Если б у единственной дочери их, Наталии Юрьевны, не были слишком крупные черты, то она могла бы почитаться совершенной красавицей. Однако же молодость её, свежесть, тогда еще пристойное и тем еще более привлекательное её кокетство, многих сводили с ума. Она лет шестнадцати была выдана за графа Александра Николаевича Салтыкова, второго сына фельдмаршала Николая Ивановича, и хотя смотрела еще невестою, но была уже тогда матерью четырех дочерей[106]. Муж её был бледен и сух и казался старее своих лет. Выросши вместе с императором Александром, коего главным воспитателем был отец его, имел он в манерах что-то с ним сходное: важность без спеси и учтивость, удерживающую всякую короткость. Умственным образованием он мало отличался от других вельможеских детей того времени, напитан был французской литературой, проникнут духом французской аристократии и исполнен знания французской истории. Нужно ли сказать, что на французским языке объяснялся он лучше, чем на природном? На нём однако же не упускал он случая искренно хвалить свое отечество: он был воспитан при Екатерине. Какая-то детская ссора, какое-то неприятное происшествие во время их младенчества с Государем, сего последнего более чем охладили к нему. За то общее мнение сильно его поддерживало: предполагаемые в нём познания, вид спокойствия, непоколебимости, любовь к отчизне заставляли в нём видеть истинно-великого государственного человека и сетовать, что он занимает ничтожное место члена Иностранной Коллегии. Александр, который в жизни столько раз жертвовал сердечными склонностями общему желанию, общему благу, впоследствии призывал его к высоким должностям; но, к сожалению, в делах оказался он ниже своей репутации.

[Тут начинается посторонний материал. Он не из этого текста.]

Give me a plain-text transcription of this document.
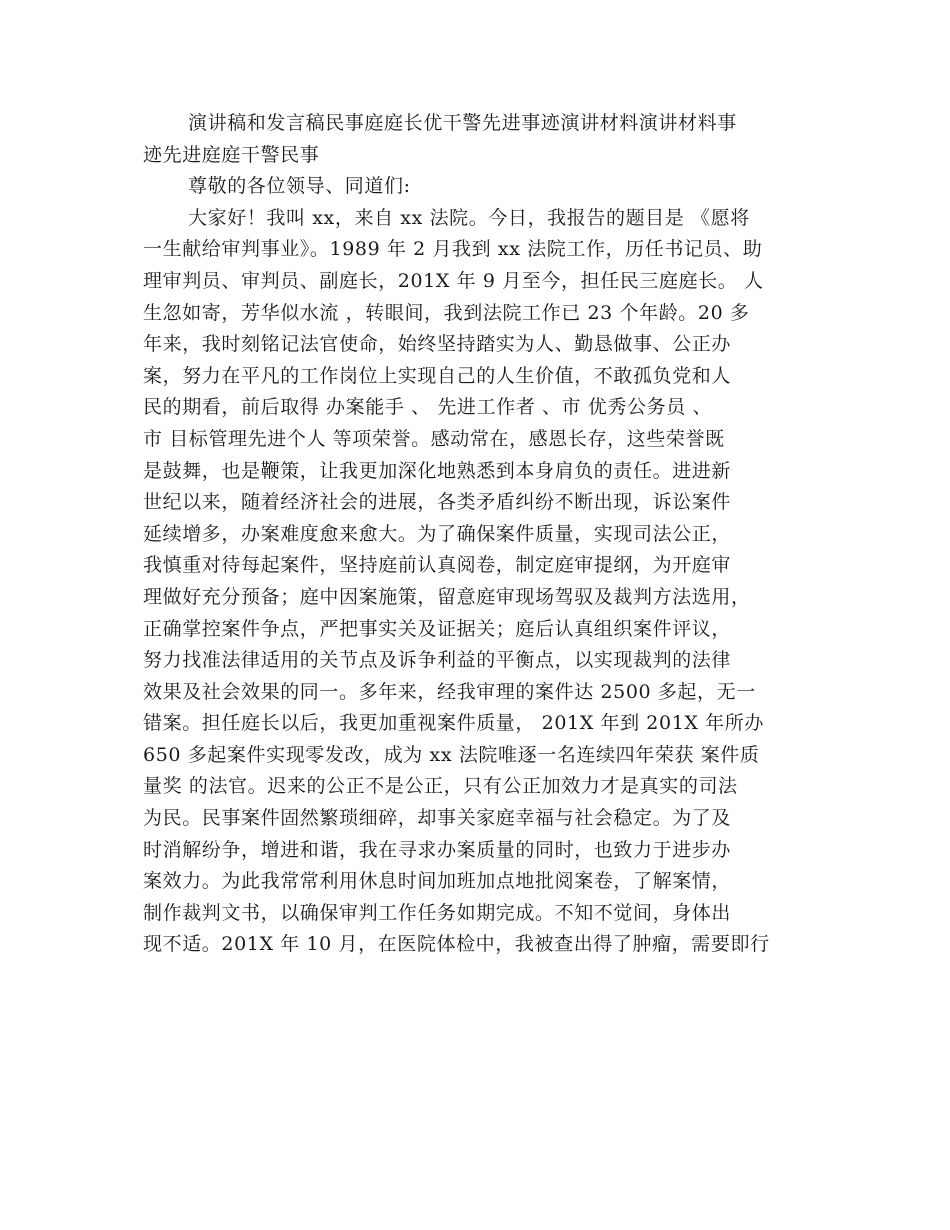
演讲稿和发言稿民事庭庭长优干警先进事迹演讲材料演讲材料事
迹先进庭庭干警民事
尊敬的各位领导、同道们:
大家好！我叫 xx，来自 xx 法院。今日，我报告的题目是 《愿将
一生献给审判事业》。1989 年 2 月我到 xx 法院工作，历任书记员、助
理审判员、审判员、副庭长，201X 年 9 月至今，担任民三庭庭长。 人
生忽如寄，芳华似水流 ，转眼间，我到法院工作已 23 个年龄。20 多
年来，我时刻铭记法官使命，始终坚持踏实为人、勤恳做事、公正办
案，努力在平凡的工作岗位上实现自己的人生价值，不敢孤负党和人
民的期看，前后取得 办案能手 、 先进工作者 、市 优秀公务员 、
市 目标管理先进个人 等项荣誉。感动常在，感恩长存，这些荣誉既
是鼓舞，也是鞭策，让我更加深化地熟悉到本身肩负的责任。进进新
世纪以来，随着经济社会的进展，各类矛盾纠纷不断出现，诉讼案件
延续增多，办案难度愈来愈大。为了确保案件质量，实现司法公正，
我慎重对待每起案件，坚持庭前认真阅卷，制定庭审提纲，为开庭审
理做好充分预备；庭中因案施策，留意庭审现场驾驭及裁判方法选用，
正确掌控案件争点，严把事实关及证据关；庭后认真组织案件评议，
努力找准法律适用的关节点及诉争利益的平衡点，以实现裁判的法律
效果及社会效果的同一。多年来，经我审理的案件达 2500 多起，无一
错案。担任庭长以后，我更加重视案件质量， 201X 年到 201X 年所办
650 多起案件实现零发改，成为 xx 法院唯逐一名连续四年荣获 案件质
量奖 的法官。迟来的公正不是公正，只有公正加效力才是真实的司法
为民。民事案件固然繁琐细碎，却事关家庭幸福与社会稳定。为了及
时消解纷争，增进和谐，我在寻求办案质量的同时，也致力于进步办
案效力。为此我常常利用休息时间加班加点地批阅案卷，了解案情，
制作裁判文书，以确保审判工作任务如期完成。不知不觉间，身体出
现不适。201X 年 10 月，在医院体检中，我被查出得了肿瘤，需要即行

Молодая графиня, без большего ума, была очаровательна до невозможности. Познакомившись со мною у матери, она пригласила к себе и представила мужу, который обошелся довольно вежливо, чтобы побудить меня к продолжению посещений. Грустно подумать, что обе эти женщины, которых знал я во всём блеске — мать и дочь — так печально кончили свое поприще. Когда, наскучив светом, простившись с его суетами и прельщениями, женщины покидают его для набожной или просто спокойной жизни, то уважение следует за ними в их убежище; но горе тем, кои, разрывая с ним связи, удаляются от немых его приговоров для того, чтобы свободнее предаваться осуждаемым им наслаждениям! Графини Головкиной давным давно уже нет на свете; а дочь её видел я недавно, столь же добрую, столь же милую, как и прежде, даже немного состарившуюся, а душевно пожалел об ней, увидев, до какой степени она сделалась нечувствительна к общему неуважению.